The optimal solution involves a single pass through the array. We maintain two boolean flags, one for increasing and one for decreasing. During the iteration, we update these flags based on the relationship between adjacent elements. If at any point, the array violates both increasing and decreasing conditions, we return false. Otherwise, if we reach the end of the array, it means the array is either monotone increasing or monotone decreasing, so we return true.

def isMonotonic(nums):
    increasing = True
    decreasing = True
    
    for i in range(1, len(nums)):
        if nums[i] < nums[i-1]:
            increasing = False
        if nums[i] > nums[i-1]:
            decreasing = False
            
    return increasing or decreasing

Big(O) Run-time Analysis

The time complexity of the optimal solution is O(n), where n is the length of the input array nums. This is because we iterate through the array only once.

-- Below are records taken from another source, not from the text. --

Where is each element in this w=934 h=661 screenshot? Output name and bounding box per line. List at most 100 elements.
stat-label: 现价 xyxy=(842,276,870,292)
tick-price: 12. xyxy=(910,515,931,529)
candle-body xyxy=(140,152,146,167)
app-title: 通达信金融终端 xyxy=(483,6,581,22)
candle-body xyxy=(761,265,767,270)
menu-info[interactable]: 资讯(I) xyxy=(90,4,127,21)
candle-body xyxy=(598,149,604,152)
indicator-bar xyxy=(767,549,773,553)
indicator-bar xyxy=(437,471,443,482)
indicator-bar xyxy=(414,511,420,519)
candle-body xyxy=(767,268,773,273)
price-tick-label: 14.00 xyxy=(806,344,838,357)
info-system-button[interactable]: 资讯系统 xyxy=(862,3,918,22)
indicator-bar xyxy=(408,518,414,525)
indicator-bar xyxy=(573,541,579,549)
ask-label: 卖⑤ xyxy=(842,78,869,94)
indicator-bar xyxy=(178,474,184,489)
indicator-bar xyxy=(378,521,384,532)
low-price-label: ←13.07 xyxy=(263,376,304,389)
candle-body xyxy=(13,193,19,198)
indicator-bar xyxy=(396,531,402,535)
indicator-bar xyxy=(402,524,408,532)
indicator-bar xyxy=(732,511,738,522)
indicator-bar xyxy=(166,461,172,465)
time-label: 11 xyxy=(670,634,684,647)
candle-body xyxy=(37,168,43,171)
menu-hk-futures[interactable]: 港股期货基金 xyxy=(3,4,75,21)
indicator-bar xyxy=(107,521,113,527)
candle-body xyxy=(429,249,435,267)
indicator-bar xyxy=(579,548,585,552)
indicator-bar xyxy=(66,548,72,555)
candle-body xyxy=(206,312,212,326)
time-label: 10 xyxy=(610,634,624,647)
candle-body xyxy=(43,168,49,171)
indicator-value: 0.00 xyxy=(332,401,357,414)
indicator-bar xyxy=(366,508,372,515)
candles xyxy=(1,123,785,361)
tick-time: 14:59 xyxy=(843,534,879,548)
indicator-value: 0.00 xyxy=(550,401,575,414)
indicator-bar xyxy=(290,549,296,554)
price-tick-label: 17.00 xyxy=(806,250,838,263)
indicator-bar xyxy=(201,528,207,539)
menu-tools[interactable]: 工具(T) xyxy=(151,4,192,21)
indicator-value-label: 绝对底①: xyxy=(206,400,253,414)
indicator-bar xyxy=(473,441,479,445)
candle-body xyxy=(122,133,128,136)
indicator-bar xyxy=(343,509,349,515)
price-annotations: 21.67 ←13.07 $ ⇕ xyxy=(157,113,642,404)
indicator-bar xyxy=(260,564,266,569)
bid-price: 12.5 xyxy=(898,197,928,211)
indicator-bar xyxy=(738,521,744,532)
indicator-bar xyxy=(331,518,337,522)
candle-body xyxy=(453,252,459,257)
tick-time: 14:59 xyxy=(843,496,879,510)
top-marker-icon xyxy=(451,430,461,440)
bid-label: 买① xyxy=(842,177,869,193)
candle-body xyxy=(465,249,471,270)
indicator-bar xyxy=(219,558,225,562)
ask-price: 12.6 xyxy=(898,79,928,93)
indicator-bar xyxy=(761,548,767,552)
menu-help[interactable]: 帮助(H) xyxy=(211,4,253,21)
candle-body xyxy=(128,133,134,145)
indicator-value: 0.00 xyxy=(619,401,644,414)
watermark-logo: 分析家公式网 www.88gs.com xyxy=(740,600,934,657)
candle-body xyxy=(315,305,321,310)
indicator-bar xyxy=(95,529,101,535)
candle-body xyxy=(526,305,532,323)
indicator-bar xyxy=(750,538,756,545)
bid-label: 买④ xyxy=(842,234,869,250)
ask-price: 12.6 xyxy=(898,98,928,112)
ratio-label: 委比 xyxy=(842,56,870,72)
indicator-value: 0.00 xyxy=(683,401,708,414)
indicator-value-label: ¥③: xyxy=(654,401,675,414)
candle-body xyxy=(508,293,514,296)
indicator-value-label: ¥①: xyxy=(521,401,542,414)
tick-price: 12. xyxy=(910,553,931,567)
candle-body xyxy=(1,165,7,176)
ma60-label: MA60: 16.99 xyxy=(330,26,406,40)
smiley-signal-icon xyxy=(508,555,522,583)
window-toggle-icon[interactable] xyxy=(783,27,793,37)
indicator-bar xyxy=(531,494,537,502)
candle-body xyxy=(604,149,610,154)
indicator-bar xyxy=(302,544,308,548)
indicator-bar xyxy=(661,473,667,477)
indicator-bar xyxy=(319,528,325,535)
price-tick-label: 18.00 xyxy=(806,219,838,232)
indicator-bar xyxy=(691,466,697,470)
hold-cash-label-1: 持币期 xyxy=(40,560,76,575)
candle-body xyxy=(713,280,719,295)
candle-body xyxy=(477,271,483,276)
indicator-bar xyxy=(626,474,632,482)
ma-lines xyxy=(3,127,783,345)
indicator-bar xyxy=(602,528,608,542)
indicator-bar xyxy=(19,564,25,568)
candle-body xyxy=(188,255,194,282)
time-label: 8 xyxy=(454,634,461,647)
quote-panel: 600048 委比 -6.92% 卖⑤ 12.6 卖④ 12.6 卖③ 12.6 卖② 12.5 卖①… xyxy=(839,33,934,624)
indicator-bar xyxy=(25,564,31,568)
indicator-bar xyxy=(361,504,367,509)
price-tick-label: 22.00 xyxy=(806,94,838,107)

Big(O) Space Usage Analysis

The space complexity is O(1) because we use only a constant amount of extra space to store the boolean flags increasing and decreasing, regardless of the size of the input array.

Edge Cases

  1. Empty Array: If the input array is empty, it can be considered both monotone increasing and monotone decreasing. The given solution works for this case because the loop will not execute, and both increasing and decreasing will remain True, thus returning True.
  2. Single Element Array: If the array contains only one element, it is also considered monotonic. The solution handles this correctly for the same reason as the empty array case.
  3. Array with Equal Elements: If the array contains all equal elements (e.g., [2, 2, 2, 2]), it is also considered monotonic. The solution handles this correctly because neither increasing nor decreasing will be set to False.
  4. Large Input: For very large arrays, the solution remains efficient because it has a linear time complexity O(n) and constant space complexity O(1).